Ватага, к которой пристали плотники, отец с сыном, оказалась в челе передового полка. Ратник, что вёл ватагу, уже больше не балагурил, но, посвистывая и взглядывая в туман, подтачивал наконечники стрел. Крестьянин-богатырь, уложив на траву свою рогатину, жевал краюху хлеба с луковицей, которую, откусывая, макал в соль. Кто молился в голос, кто - про себя, повторяя святые слова. Отец-плотник выговаривал сыну, чтобы не лез вперёд, но и не бежал, а стоял у него за плечом. Сын почти не слушал родителя. Оттуда, из тумана, доносило топот и ржание татарских коней. И сейчас так ему хотелось удрать, забиться куда-нибудь в овин, затянуться под снопы. Такой страх объял, вздохнуть и то трудно стало. Сырой, настоянный на травах туман забивал горло... Между тем розовело. Он принял от отца баклажку с квасом, отпил, стало легче. "
Боярин подъехал. Кусая ус, встал рядом. Дождавшись, когда мужики, завидев его, начали вставать, наклонил голову и, больше руками, чем словом, подъезжая вплотную, стал ровнять ряды.
- Плотней становись! - приговаривал он. Рогатину в руках у парня, взяв за древко, утвердил, положив на плечо родителя. - Так держи! - сказал он. - И сам уцелеешь, и батьку свово спасёшь!

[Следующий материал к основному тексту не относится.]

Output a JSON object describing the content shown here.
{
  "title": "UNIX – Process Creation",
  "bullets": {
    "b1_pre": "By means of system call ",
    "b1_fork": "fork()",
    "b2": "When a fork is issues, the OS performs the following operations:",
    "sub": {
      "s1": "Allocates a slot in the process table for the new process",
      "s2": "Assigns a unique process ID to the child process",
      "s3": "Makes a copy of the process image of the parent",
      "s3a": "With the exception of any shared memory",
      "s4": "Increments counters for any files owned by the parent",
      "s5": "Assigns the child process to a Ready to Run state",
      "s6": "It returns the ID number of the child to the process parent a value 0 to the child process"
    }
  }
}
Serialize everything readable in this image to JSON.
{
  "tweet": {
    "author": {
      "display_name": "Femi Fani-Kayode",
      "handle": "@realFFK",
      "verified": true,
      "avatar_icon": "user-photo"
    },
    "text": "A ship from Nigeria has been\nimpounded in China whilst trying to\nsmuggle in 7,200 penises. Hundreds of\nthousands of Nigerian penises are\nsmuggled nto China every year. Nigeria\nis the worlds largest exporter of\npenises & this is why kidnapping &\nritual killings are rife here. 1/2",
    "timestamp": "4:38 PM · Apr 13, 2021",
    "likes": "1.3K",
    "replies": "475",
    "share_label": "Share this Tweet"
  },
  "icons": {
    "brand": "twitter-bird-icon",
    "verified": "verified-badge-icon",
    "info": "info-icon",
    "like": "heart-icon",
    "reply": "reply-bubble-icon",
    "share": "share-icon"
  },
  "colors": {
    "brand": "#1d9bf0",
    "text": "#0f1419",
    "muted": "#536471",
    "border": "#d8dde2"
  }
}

Мужики отаптывали лаптями траву вокруг себя. Кто ещё дожёвывал, кто отпивал последний глоток, но уже туман стал отступать, и показались татарские ряды, и крик донесло сюда, горловой, далёкий. И тут поднялись многие руки, сотворяя крестное знамение, и уже после того, поплевав на ладони, взялись за оружие, ощетиненным ежом готовясь встретить татарских кметей.

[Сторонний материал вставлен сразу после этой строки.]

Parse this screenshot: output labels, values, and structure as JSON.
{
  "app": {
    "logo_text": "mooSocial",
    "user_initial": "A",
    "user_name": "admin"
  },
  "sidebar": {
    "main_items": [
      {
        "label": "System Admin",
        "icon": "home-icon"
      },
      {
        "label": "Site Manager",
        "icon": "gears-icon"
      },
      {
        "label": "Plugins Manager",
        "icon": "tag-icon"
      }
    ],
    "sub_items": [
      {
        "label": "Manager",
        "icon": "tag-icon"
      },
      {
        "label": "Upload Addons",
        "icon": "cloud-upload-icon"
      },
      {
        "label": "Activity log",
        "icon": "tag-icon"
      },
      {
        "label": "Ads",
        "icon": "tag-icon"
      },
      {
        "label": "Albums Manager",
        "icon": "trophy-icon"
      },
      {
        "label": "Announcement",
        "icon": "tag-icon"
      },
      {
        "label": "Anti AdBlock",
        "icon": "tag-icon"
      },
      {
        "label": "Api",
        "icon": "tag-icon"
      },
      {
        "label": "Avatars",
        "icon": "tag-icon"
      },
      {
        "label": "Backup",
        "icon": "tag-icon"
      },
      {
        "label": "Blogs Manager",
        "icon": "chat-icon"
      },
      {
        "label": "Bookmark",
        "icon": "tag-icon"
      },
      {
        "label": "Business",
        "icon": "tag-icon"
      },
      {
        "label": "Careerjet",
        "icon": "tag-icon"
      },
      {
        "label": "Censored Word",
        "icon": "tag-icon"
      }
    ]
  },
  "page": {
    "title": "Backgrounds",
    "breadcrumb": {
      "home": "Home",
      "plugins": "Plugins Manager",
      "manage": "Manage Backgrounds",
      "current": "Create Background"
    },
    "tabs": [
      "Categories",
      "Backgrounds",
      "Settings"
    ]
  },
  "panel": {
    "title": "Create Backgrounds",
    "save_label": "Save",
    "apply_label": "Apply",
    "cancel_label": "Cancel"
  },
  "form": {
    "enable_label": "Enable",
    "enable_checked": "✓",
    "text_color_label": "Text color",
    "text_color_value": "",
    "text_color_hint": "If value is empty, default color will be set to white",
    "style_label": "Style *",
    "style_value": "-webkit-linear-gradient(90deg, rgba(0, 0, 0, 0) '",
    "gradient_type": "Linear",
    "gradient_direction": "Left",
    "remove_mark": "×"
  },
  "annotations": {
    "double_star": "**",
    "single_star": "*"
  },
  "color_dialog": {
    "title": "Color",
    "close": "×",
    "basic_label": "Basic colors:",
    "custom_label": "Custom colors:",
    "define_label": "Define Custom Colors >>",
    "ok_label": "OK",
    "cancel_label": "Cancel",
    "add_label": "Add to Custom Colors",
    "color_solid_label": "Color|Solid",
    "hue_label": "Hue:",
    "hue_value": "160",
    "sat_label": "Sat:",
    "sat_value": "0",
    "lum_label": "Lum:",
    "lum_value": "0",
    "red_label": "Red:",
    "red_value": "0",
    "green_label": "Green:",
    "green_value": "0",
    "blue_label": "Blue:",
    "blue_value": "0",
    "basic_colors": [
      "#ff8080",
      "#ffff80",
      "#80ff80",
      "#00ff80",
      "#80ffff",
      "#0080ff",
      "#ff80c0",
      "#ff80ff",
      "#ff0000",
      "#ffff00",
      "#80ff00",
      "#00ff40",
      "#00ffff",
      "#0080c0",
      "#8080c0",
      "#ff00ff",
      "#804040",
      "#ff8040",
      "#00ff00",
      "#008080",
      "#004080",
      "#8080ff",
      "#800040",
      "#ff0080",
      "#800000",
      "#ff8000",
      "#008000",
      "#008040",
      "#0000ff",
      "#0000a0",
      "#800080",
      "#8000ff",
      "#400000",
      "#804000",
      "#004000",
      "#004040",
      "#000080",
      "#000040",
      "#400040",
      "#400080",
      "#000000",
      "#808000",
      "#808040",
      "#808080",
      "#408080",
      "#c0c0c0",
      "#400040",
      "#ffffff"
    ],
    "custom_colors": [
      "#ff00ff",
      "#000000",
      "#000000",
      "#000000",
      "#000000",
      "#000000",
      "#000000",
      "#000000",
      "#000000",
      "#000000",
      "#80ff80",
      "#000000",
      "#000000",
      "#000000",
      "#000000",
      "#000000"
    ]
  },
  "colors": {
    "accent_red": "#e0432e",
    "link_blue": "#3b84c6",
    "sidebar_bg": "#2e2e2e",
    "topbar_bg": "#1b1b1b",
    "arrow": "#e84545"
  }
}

И что тут, и как тут? Парень прикрыл глаза, теперь уже и желания бежать не стало. По сторонам падали стрелы, охнул рядом, схватившись за предплечье, мужик, упал на колени второй, и вот уже близко оскаленные морды коней, и режущий уши свет, и только осталось вымолвить: "
Там, в глубине рядов, люди стонали, падали, задыхались, давя друг друга. Тут, впереди, обломив рогатины, мужики взялись за топоры. Великан всё так же работал рогатиной, раскидывая ратных, но вот и его застигла чья-то сталь, и, постояв на раскоряченных ногах, он пошатнулся, и рухнул, ещё не понимая, что убит. Лишь перед глазами, уже застилая их красной пеленой, пронеслось видение: его Глаха, весёлая, хохочущая, на стогу, вся в сене, и он силится закинуть её новой копной - и не может поднять рук, а хохот не то ржание всё громче... Тише...
Парня срубил татарин на глазах у отца.
- Ону-у-уфрий! - выкрикнул плотник, увидев падающего сына. "Как матери скажу, что не уберёг!" - пронеслось в голове. И кинулся вперёд, уже без рогатины, без топора, и без шелома, и не почувствовал, как татарская сабля смахнула ему пол-лица.
И дорвался, и сорвал убийцу сына с седла, сверкая обнажёнными зубами и костью, поливая противника кровью, добрался-таки до горла и начал душить. Татарин был дюж и грузен, но, узрев над собой это наполовину срубленное лицо, обнажённый череп и зубы под бешеными глазами, перепугался, отпустил повод и сейчас слабеющими пальцами рвал и царапал и не мог оторвать от горла рук старика. Так и свалились оба в месиво, в кашу из земли и крови, и чьи-то копыта докончили жизни обоих, так и закостеневших в смертельном объятье... Такое творилось там, в передовом полку...
От их ватаги осталось двое: кметь, уже опустивший колчан и теперь отбивавшийся саблей, и чернобородый мужик с топором. Остались всего двое, когда после залпа из арбалетов и ливня железных стрел, скосивших поределые ряды русичей, в разрыве мятущихся конских крупов и морд показалась идущая вперёд, уставив алебарды, в сверкающих панцирях, генуэзская пехота.